Sissie was born on December 27, 1944, in Roswell, New Mexico, where she was raised and graduated from high school. Growing up on her parents’ ranch with her two brothers shaped her early years, and she carried those roots with her throughout her life.

Sissie married James “Jim” R. Miles in their hometown of Roswell in 1966. They were proudly anticipating the celebration of their 60th wedding anniversary this October. Sissie was a vibrant woman whose fun-loving spirit endeared her to everyone she met. Because of Jim’s career, they were able to enjoy new places and make new friends along the way, living in Albuquerque, Roswell, Gallup, Denver, Colorado Springs, and finally settling in Littleton.

Along the way, she followed her independent spirit through many pursuits, including the Junior League and working at Steinmart, where she formed lifelong friendships. Always dressed to the nines, working with Mary Kay Cosmetics was more of a passion than a job. No matter what she was doing, Sissie brought energy, care, and a personal touch to everything she encountered.

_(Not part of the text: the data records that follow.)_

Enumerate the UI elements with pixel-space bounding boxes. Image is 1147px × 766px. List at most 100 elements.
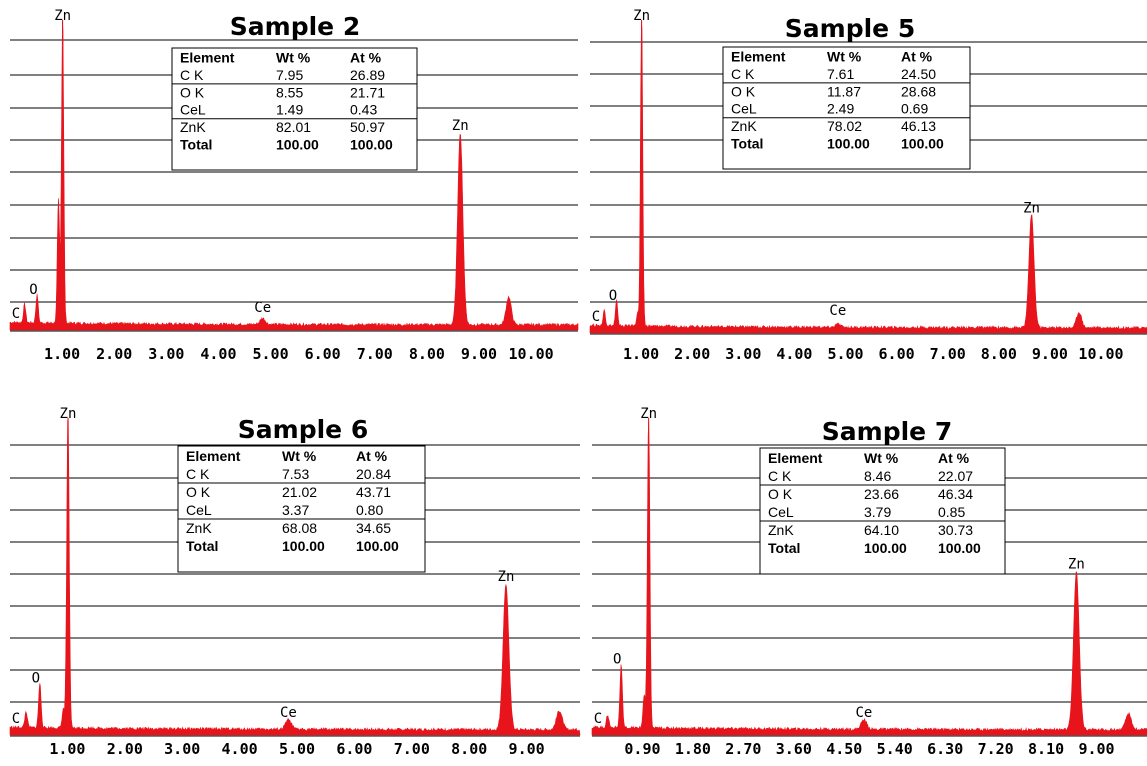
table-total-cell: Total <box>180 137 212 153</box>
table-cell: CeL <box>768 504 794 520</box>
x-tick-label: 1.00 <box>49 740 85 758</box>
table-cell: O K <box>186 484 211 500</box>
table-cell: 7.61 <box>827 66 854 82</box>
x-tick-label: 3.60 <box>776 740 812 758</box>
table-cell: C K <box>186 466 210 482</box>
peak-label: Ce <box>829 303 846 319</box>
x-tick-label: 1.00 <box>44 345 80 363</box>
table-cell: 68.08 <box>282 520 317 536</box>
panel-title: Sample 2 <box>230 12 360 41</box>
table-cell: 50.97 <box>350 119 385 135</box>
table-cell: 46.34 <box>938 486 973 502</box>
table-cell: 34.65 <box>356 520 391 536</box>
table-cell: CeL <box>731 101 757 117</box>
composition-table: Element Wt % At % C K 8.46 22.07 O K 23.66 46.34… <box>759 447 1006 575</box>
x-tick-label: 3.00 <box>725 345 761 363</box>
peak-label: Zn <box>54 8 71 24</box>
table-cell: 1.49 <box>276 102 303 118</box>
table-cell: ZnK <box>731 118 757 134</box>
table-cell: CeL <box>180 102 206 118</box>
x-tick-label: 8.00 <box>981 345 1017 363</box>
composition-table: Element Wt % At % C K 7.61 24.50 O K 11.87 28.68… <box>722 46 971 170</box>
x-tick-label: 7.20 <box>978 740 1014 758</box>
table-cell: 7.95 <box>276 67 303 83</box>
peak-label: Zn <box>452 118 469 134</box>
x-tick-label: 5.40 <box>877 740 913 758</box>
spectrum-panel-3: 1.00 2.00 3.00 4.00 5.00 6.00 7.00 8.00 9.00 Zn O C… <box>9 406 581 758</box>
peak-label: Zn <box>1023 200 1040 216</box>
x-tick-label: 3.00 <box>148 345 184 363</box>
peak-label: Zn <box>633 8 650 24</box>
table-cell: 26.89 <box>350 67 385 83</box>
x-tick-label: 5.00 <box>827 345 863 363</box>
x-tick-label: 6.30 <box>927 740 963 758</box>
table-header-cell: Element <box>180 49 235 65</box>
table-cell: O K <box>731 83 756 99</box>
table-total-cell: 100.00 <box>864 540 907 556</box>
x-tick-label: 8.10 <box>1028 740 1064 758</box>
x-tick-label: 10.00 <box>509 345 554 363</box>
table-cell: 82.01 <box>276 119 311 135</box>
x-tick-label: 2.00 <box>674 345 710 363</box>
peak-label: O <box>29 282 37 298</box>
x-tick-label: 2.70 <box>725 740 761 758</box>
table-cell: 20.84 <box>356 466 391 482</box>
table-cell: C K <box>768 468 792 484</box>
x-tick-label: 6.00 <box>879 345 915 363</box>
table-cell: 78.02 <box>827 118 862 134</box>
table-total-cell: 100.00 <box>356 538 399 554</box>
panel-title: Sample 7 <box>822 417 952 446</box>
spectrum-panel-1: 1.00 2.00 3.00 4.00 5.00 6.00 7.00 8.00 9.00 10.0… <box>9 8 579 363</box>
spectrum-trace <box>9 417 581 736</box>
x-tick-label: 4.00 <box>776 345 812 363</box>
composition-table: Element Wt % At % C K 7.95 26.89 O K 8.55 21.71 C… <box>171 47 418 171</box>
table-cell: 7.53 <box>282 466 309 482</box>
x-tick-label: 6.00 <box>305 345 341 363</box>
table-total-cell: Total <box>768 540 800 556</box>
x-tick-label: 2.00 <box>96 345 132 363</box>
table-total-cell: 100.00 <box>938 540 981 556</box>
table-header-cell: Wt % <box>276 49 311 65</box>
x-tick-label: 8.00 <box>451 740 487 758</box>
table-cell: O K <box>180 84 205 100</box>
table-total-cell: 100.00 <box>350 137 393 153</box>
table-cell: 24.50 <box>901 66 936 82</box>
table-cell: 8.55 <box>276 84 303 100</box>
x-tick-label: 9.00 <box>1078 740 1114 758</box>
x-tick-label: 0.90 <box>624 740 660 758</box>
peak-label: C <box>592 309 600 325</box>
table-cell: 30.73 <box>938 522 973 538</box>
x-tick-label: 7.00 <box>394 740 430 758</box>
table-cell: CeL <box>186 502 212 518</box>
panel-title: Sample 5 <box>785 14 915 43</box>
table-cell: 46.13 <box>901 118 936 134</box>
table-header-cell: Wt % <box>827 48 862 64</box>
table-cell: 3.79 <box>864 504 891 520</box>
peak-label: Zn <box>60 406 77 422</box>
table-total-cell: 100.00 <box>901 136 944 152</box>
x-tick-label: 7.00 <box>357 345 393 363</box>
peak-label: Ce <box>855 705 872 721</box>
peak-label: O <box>32 671 40 687</box>
table-header-cell: Wt % <box>282 448 317 464</box>
x-tick-label: 4.50 <box>826 740 862 758</box>
table-cell: 0.80 <box>356 502 383 518</box>
composition-table: Element Wt % At % C K 7.53 20.84 O K 21.02 43.71… <box>177 445 426 573</box>
table-cell: 22.07 <box>938 468 973 484</box>
peak-label: Ce <box>254 300 271 316</box>
table-cell: ZnK <box>180 119 206 135</box>
peak-label: C <box>594 711 602 727</box>
spectrum-trace <box>9 20 579 331</box>
table-cell: C K <box>731 66 755 82</box>
table-header-cell: Element <box>731 48 786 64</box>
spectrum-trace <box>591 417 1147 736</box>
table-cell: 8.46 <box>864 468 891 484</box>
x-tick-label: 5.00 <box>252 345 288 363</box>
table-frame <box>759 447 1006 575</box>
peak-label: O <box>613 652 621 668</box>
spectrum-panel-2: 1.00 2.00 3.00 4.00 5.00 6.00 7.00 8.00 9.00 10.0… <box>589 8 1147 363</box>
x-tick-label: 7.00 <box>930 345 966 363</box>
peak-label: Zn <box>498 569 515 585</box>
table-header-cell: At % <box>901 48 933 64</box>
peak-label: C <box>12 711 20 727</box>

Her greatest love in life was her family, especially her two sons, James and Chad. She adored them with fierce and unconditional love and took pride in every part of their lives. Time spent with family was her favorite place to be, and she also found joy in skiing, embracing the mountains and the adventure that came with them.

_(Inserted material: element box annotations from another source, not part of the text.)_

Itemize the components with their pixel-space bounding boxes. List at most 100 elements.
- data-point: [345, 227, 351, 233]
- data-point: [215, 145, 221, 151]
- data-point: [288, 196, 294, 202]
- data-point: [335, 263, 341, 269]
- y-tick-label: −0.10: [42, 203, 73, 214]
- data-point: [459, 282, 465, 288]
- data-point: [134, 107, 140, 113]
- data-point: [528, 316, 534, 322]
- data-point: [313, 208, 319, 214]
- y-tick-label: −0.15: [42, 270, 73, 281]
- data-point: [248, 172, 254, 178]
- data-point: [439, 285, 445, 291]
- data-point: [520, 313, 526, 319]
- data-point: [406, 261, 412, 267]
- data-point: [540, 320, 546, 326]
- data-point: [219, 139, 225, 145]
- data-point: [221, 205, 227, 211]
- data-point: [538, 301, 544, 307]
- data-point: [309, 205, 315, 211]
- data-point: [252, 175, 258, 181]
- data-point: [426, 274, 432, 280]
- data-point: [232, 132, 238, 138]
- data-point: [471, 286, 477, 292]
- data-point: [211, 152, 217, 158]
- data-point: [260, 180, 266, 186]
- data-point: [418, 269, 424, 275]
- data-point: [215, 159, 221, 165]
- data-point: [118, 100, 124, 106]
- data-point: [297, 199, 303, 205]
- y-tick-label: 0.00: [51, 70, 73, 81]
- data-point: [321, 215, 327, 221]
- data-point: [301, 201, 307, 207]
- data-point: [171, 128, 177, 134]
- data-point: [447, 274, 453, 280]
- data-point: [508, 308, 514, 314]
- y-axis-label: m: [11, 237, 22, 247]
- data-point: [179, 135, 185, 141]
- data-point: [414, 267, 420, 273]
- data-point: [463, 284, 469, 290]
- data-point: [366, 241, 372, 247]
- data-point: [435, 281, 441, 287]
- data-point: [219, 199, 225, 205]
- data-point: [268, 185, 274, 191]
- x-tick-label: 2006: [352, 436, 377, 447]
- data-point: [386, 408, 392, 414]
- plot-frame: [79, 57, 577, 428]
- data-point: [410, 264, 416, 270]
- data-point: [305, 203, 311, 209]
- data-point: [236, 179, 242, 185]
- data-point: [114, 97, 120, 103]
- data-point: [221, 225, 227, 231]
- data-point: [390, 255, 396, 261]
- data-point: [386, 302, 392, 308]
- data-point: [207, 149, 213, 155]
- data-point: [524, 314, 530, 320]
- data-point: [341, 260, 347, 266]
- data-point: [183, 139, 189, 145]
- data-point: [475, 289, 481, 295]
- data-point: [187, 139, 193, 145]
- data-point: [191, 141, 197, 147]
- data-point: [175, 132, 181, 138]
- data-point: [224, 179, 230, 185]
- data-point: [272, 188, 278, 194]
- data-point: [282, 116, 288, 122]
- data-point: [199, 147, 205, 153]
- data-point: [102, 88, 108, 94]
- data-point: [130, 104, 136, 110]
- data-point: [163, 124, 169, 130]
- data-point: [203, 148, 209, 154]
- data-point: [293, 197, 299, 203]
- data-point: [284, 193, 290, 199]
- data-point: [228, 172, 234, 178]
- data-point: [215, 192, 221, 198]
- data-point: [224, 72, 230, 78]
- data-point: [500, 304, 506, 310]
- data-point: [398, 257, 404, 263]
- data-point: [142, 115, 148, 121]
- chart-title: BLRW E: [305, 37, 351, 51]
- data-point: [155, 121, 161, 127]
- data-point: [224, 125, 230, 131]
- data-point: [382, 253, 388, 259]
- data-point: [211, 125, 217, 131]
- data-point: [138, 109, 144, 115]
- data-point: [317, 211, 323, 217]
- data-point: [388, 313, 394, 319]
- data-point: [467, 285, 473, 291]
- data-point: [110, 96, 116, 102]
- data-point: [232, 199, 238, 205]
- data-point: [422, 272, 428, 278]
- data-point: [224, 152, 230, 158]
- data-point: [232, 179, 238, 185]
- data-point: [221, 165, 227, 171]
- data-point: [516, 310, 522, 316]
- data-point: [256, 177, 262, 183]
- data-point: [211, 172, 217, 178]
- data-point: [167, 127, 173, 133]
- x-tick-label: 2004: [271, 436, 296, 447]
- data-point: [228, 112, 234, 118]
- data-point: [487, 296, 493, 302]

Sissie was known for her kindness, her fiery and infectious personality, and her ability to make people feel instantly comfortable and truly seen. She loved to talk, laugh, and connect, and she never met a stranger. Her heart was open to everyone, and her presence made the world feel a little brighter.

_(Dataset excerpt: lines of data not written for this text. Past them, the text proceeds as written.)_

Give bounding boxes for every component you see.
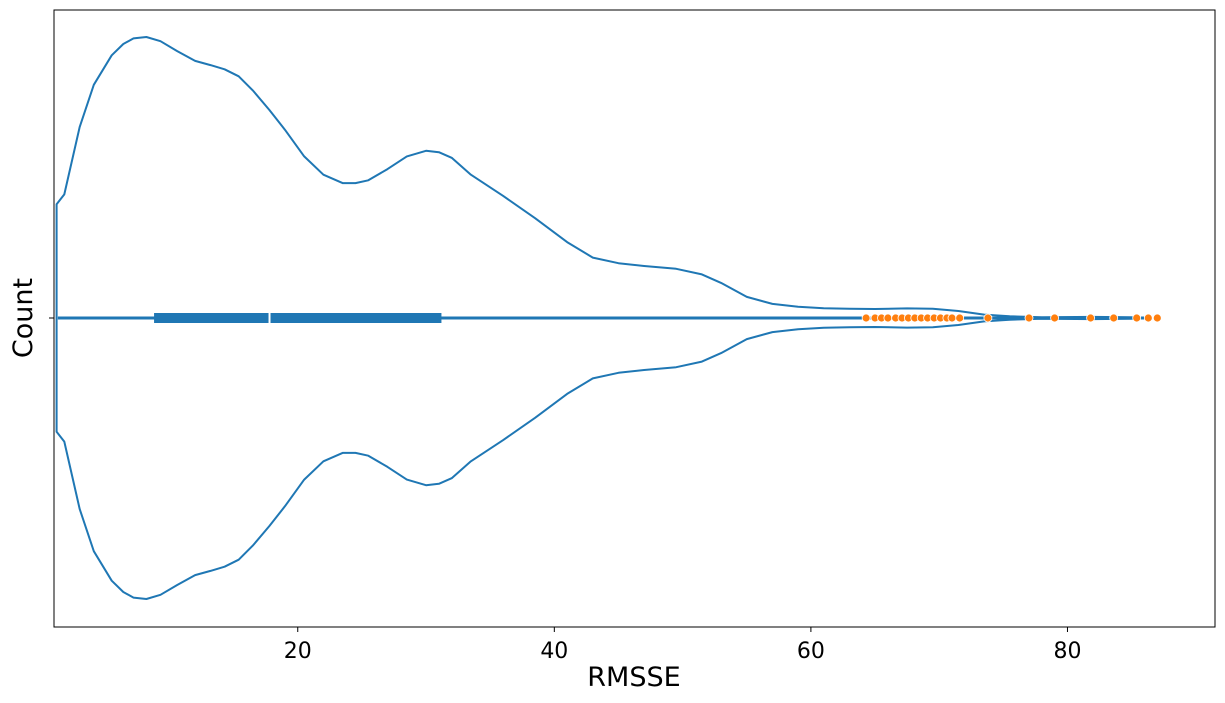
outlier-point (1024, 313, 1034, 323)
outlier-point (983, 313, 993, 323)
outlier-point (1109, 313, 1119, 323)
outlier-point (1086, 313, 1095, 323)
y-axis-label: Count (8, 278, 39, 358)
outlier-point (1050, 313, 1059, 323)
x-tick-label: 40 (540, 639, 568, 664)
outlier-point (1152, 313, 1162, 323)
outlier-layer (861, 313, 1162, 323)
box-iqr (154, 313, 442, 323)
x-tick-label: 60 (797, 639, 825, 664)
outlier-point (947, 313, 957, 323)
outlier-point (1143, 313, 1153, 323)
x-tick-label: 80 (1053, 639, 1081, 664)
outlier-point (883, 313, 893, 323)
outlier-point (955, 313, 965, 323)
x-axis-ticks: 20 40 60 80 (284, 627, 1081, 664)
x-axis-label: RMSSE (587, 662, 680, 693)
x-tick-label: 20 (284, 639, 312, 664)
outlier-point (861, 313, 871, 323)
box-layer (57, 313, 1149, 323)
outlier-point (1132, 313, 1142, 323)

In addition to her beloved husband, Jim, she is survived by her son, Chad R. Miles, and her granddaughter, Charleigh Miles. She was preceded in death by her father, Robert Dan Thompson II; her brothers, Robert “Heavy Cat” Dan Thompson III and Charles “Chuck” Thompson; and her son, James R. Miles II. Sissie carried James in her heart every day after his passing and longed to be reunited with him. We take comfort in knowing that she is now at peace in his loving embrace once again.

A service celebrating Sissie’s life will be held on February 12, 2026, at 1:00 p.m. at Drinkwine Mortuary, 999 West Littleton Boulevard, Littleton, Colorado 80120.

In lieu of flowers, the family requests that donations be made in Sissie’s memory to the Colorado Shih Tzu Rescue https://shihtzu.rescueme.org/Colorado

Sissie will be remembered for her loving heart, joyful spirit, and the deep devotion she showed to her family. Her kindness, laughter, and genuine love for others will live on in the hearts of all who were lucky enough to know her.

I love you Mom and you will be greatly missed!

 


02/18/26 12:34 AM #8990    

 

Dick Storey

So sorry to read about Sissie.

She was a  special pesron (as the obit details). 

RIP old friend. You will be missed by all. They don't make people like you often.